Zimbabwe: l’arrestation d’un journaliste fait réagir des chancelleries occidentales

Le ton monte entre plusieurs chancelleries occidentales et le Zimbabwe. En cause : les arrestations lundi dernier de Hopewell Chin’ono, journaliste et lanceur d’alerte, et de Jacob Ngarivhume qui dirige le parti d’opposition Transformer le Zimbabwe.

Le gouvernement zimbabwéen a fait une mise point ce samedi 25 juillet après les critiques des États-Unis concernant ces arrestations. Il accuse les deux hommes de vouloir destabiliser le régime et « des puissances étrangères » d’avoir participé au « complot ».

Le communiqué en veut pour preuve des appels à manifester le 31 juillet prochain, malgré les restrictions sanitaires, lancés par le journaliste et l’opposant politique sur les réseaux sociaux. Le gouvernement zimbabwéen affirme que si Hopewell Chin’ono et Jacob Ngarivhume ont été arrêtés lundi dernier, c’est « pour avoir incité les Zimbabwéens à renverser le gouvernement par la violence ». Les autorités zimbabwéennes précisent aussi que Hopewell Chin’ono « n’a donc pas été arrêté pour avoir révélé des cas de corruption ».

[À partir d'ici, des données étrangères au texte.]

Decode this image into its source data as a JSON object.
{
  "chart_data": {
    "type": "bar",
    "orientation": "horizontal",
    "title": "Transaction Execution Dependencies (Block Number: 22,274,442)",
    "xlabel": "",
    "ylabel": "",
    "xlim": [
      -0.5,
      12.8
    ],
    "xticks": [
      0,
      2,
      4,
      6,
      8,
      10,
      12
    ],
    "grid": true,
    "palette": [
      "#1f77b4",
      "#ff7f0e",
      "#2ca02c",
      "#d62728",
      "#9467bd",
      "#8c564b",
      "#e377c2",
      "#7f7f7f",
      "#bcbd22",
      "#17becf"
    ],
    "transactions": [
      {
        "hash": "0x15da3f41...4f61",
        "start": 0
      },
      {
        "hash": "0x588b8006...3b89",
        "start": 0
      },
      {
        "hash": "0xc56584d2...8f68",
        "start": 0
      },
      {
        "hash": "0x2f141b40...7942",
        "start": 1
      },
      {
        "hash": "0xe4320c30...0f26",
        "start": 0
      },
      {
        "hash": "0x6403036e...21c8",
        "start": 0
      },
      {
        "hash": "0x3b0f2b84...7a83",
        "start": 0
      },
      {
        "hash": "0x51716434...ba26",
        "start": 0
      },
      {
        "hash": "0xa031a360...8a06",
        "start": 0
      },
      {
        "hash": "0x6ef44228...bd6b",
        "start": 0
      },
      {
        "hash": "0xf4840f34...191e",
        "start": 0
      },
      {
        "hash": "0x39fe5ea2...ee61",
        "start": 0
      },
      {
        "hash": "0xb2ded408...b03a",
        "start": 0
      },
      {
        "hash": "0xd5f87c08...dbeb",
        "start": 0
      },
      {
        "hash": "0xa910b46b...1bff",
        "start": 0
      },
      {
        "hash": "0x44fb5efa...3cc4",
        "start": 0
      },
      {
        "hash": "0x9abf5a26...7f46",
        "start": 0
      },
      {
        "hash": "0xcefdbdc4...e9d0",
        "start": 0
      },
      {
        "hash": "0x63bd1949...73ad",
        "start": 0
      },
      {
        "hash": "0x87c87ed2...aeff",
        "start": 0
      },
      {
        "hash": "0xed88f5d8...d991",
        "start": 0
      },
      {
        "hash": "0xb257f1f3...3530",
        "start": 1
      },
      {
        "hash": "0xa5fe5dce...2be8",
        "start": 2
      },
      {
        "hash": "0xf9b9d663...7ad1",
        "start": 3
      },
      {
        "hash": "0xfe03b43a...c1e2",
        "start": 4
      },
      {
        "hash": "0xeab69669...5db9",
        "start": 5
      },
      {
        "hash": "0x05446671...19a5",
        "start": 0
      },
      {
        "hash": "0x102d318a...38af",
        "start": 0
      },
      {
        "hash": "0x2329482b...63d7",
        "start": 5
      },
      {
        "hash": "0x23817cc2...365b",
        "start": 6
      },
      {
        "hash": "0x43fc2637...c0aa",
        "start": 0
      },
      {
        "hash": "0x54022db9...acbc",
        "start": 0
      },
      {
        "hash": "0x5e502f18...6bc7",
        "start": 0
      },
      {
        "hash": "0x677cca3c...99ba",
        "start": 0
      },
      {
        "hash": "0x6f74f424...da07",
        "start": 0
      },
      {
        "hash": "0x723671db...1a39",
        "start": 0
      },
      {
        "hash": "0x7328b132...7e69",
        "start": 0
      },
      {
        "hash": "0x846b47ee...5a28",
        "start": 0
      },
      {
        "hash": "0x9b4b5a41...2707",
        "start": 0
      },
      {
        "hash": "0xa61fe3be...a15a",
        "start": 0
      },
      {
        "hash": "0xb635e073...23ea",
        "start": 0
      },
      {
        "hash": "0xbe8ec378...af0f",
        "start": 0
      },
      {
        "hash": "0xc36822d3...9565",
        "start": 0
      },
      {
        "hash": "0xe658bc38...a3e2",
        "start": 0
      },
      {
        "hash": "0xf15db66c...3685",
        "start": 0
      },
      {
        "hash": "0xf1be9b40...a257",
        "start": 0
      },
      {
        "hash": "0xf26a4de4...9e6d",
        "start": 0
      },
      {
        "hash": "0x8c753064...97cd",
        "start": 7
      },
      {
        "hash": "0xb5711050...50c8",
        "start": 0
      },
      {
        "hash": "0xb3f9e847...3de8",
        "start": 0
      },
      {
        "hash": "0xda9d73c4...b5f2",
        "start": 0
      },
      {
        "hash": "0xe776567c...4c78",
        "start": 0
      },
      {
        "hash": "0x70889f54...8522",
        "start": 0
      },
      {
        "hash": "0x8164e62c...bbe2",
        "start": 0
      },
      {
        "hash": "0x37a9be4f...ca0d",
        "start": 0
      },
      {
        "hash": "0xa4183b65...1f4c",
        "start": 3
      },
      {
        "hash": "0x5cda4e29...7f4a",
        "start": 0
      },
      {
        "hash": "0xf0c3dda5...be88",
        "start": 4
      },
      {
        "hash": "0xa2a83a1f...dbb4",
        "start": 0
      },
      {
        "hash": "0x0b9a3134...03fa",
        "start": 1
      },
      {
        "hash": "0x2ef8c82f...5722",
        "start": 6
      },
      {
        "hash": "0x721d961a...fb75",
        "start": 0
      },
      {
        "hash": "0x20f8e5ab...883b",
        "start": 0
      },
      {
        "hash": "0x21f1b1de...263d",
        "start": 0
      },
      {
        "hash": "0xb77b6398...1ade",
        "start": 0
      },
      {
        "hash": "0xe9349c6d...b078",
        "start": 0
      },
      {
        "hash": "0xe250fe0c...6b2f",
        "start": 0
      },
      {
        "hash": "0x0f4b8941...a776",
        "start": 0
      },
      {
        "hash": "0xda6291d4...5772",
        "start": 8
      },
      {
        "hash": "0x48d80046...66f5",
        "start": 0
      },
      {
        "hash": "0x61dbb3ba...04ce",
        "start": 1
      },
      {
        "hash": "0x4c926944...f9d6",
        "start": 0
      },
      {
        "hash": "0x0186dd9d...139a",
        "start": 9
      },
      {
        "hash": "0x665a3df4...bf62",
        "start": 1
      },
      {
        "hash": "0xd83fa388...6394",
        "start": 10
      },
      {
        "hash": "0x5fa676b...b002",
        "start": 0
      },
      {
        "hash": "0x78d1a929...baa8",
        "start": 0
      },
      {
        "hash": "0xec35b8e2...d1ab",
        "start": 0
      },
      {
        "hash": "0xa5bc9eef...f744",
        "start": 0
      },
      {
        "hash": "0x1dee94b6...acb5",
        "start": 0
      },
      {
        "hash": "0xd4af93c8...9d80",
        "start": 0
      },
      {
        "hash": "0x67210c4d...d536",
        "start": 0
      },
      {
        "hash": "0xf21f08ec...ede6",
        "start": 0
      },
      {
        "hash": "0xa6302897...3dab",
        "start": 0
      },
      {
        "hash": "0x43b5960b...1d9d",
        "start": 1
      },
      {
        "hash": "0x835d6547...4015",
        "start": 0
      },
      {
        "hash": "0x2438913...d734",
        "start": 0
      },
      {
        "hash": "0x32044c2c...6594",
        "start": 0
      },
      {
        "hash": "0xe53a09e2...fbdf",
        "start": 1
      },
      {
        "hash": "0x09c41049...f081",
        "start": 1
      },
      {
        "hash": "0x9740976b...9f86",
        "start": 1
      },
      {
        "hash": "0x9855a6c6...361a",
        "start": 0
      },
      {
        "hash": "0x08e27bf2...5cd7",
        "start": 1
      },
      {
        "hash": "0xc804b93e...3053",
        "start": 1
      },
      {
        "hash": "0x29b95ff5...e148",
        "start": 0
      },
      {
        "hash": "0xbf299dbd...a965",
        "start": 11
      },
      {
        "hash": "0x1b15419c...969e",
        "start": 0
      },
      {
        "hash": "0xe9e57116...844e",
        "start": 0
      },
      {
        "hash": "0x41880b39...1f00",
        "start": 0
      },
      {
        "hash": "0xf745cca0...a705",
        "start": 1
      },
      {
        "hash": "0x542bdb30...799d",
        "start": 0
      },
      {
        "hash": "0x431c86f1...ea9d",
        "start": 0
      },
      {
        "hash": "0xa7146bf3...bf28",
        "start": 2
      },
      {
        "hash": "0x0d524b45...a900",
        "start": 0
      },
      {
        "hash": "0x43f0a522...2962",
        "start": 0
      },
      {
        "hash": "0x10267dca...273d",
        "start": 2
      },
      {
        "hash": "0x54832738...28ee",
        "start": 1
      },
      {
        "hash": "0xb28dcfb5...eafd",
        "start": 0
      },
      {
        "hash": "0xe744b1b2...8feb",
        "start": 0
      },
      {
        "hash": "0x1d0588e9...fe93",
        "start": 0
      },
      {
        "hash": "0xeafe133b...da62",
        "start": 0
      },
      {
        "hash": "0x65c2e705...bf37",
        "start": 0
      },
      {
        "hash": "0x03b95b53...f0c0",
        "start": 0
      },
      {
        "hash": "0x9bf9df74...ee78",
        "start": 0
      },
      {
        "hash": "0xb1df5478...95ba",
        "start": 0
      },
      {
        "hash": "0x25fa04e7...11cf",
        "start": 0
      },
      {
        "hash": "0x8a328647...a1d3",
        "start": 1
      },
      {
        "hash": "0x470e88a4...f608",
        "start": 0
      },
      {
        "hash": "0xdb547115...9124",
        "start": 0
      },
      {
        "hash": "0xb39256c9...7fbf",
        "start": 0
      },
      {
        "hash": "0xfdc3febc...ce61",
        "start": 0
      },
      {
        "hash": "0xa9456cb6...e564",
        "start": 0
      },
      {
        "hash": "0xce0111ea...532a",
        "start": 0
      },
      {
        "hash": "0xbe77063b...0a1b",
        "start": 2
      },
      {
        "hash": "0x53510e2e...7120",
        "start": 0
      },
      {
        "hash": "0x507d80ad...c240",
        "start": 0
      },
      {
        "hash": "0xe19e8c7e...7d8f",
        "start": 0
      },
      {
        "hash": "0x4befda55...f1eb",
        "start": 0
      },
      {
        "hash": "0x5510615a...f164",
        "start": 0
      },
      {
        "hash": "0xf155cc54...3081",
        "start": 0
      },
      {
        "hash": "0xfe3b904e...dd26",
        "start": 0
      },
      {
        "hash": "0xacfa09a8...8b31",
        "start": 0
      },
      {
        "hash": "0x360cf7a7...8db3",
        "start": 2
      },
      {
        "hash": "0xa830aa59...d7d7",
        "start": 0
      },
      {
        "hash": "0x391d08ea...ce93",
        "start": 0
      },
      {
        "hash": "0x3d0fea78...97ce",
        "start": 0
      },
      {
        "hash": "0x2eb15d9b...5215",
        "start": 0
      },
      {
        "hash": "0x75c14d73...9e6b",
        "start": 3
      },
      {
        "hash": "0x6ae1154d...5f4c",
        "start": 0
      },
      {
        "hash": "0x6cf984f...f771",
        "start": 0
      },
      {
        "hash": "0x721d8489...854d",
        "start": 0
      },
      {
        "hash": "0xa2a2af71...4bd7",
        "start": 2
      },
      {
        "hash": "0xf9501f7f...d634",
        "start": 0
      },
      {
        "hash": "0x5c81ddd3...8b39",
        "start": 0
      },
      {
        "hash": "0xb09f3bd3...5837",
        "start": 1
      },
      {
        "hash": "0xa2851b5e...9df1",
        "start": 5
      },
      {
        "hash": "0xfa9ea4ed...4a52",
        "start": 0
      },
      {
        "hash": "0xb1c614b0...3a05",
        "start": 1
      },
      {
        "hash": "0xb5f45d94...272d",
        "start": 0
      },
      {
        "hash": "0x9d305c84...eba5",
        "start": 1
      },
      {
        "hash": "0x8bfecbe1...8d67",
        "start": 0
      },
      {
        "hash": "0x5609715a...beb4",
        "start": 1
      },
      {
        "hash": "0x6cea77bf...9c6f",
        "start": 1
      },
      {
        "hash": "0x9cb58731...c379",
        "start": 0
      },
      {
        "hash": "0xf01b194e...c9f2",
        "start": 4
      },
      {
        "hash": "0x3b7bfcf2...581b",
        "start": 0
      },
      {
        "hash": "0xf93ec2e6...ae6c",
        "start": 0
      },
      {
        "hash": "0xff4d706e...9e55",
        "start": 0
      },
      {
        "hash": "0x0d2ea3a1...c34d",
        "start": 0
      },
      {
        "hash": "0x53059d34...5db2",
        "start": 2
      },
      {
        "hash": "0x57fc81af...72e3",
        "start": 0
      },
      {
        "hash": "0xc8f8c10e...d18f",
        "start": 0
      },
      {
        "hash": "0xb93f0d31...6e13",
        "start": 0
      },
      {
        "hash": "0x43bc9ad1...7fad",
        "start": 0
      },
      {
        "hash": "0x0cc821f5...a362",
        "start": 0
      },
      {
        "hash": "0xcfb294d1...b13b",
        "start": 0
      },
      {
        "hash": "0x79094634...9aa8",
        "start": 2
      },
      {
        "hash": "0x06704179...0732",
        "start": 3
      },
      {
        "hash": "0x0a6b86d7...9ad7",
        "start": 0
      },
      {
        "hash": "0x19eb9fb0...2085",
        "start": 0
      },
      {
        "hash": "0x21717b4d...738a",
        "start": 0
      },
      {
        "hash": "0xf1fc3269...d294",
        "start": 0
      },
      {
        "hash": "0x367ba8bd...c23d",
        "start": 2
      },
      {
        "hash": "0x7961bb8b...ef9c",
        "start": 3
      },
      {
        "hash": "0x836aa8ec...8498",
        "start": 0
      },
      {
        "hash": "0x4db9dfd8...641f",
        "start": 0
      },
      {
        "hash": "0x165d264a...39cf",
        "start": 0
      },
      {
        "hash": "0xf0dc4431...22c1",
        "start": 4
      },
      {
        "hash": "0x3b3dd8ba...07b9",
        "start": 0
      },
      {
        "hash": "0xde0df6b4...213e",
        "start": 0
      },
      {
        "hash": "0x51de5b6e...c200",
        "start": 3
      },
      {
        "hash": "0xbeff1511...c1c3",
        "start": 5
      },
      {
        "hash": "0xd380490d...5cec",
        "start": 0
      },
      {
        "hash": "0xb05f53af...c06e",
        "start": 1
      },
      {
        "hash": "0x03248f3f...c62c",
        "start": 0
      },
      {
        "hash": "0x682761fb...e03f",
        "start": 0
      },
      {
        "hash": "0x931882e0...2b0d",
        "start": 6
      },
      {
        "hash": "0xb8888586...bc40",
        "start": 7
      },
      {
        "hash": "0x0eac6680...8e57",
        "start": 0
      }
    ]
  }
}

Le journaliste a en effet récemment révélé des scandales de corruption dans le cadre de la lutte contre la pandémie de Covid-19 dans le pays qui ont conduit au limogeage, début juillet, du ministre de la Santé.

Depuis son arrestation, les réactions américaines et britanniques notamment se sont enchaînées. « Quand le gouvernement respectera-t-il les droits constitutionnels du peuple à la liberté d’expression politique et à la liberté de la presse ? » s’interroge ainsi  Tibor Nagy, sous-secrétaire d’État américain aux affaires africaines, sur Twitter.

Vendredi, le Haut-Commissariat aux droits de l’homme de l’ONU a demandé aux autorités zimbabwéennes de ne pas utiliser la lutte contre le Covid-19 pour réprimer les libertés dans le pays.

La demande de remise en liberté provisoire du journaliste et de l’opposant a été rejeté par la justice zimbabwéenne.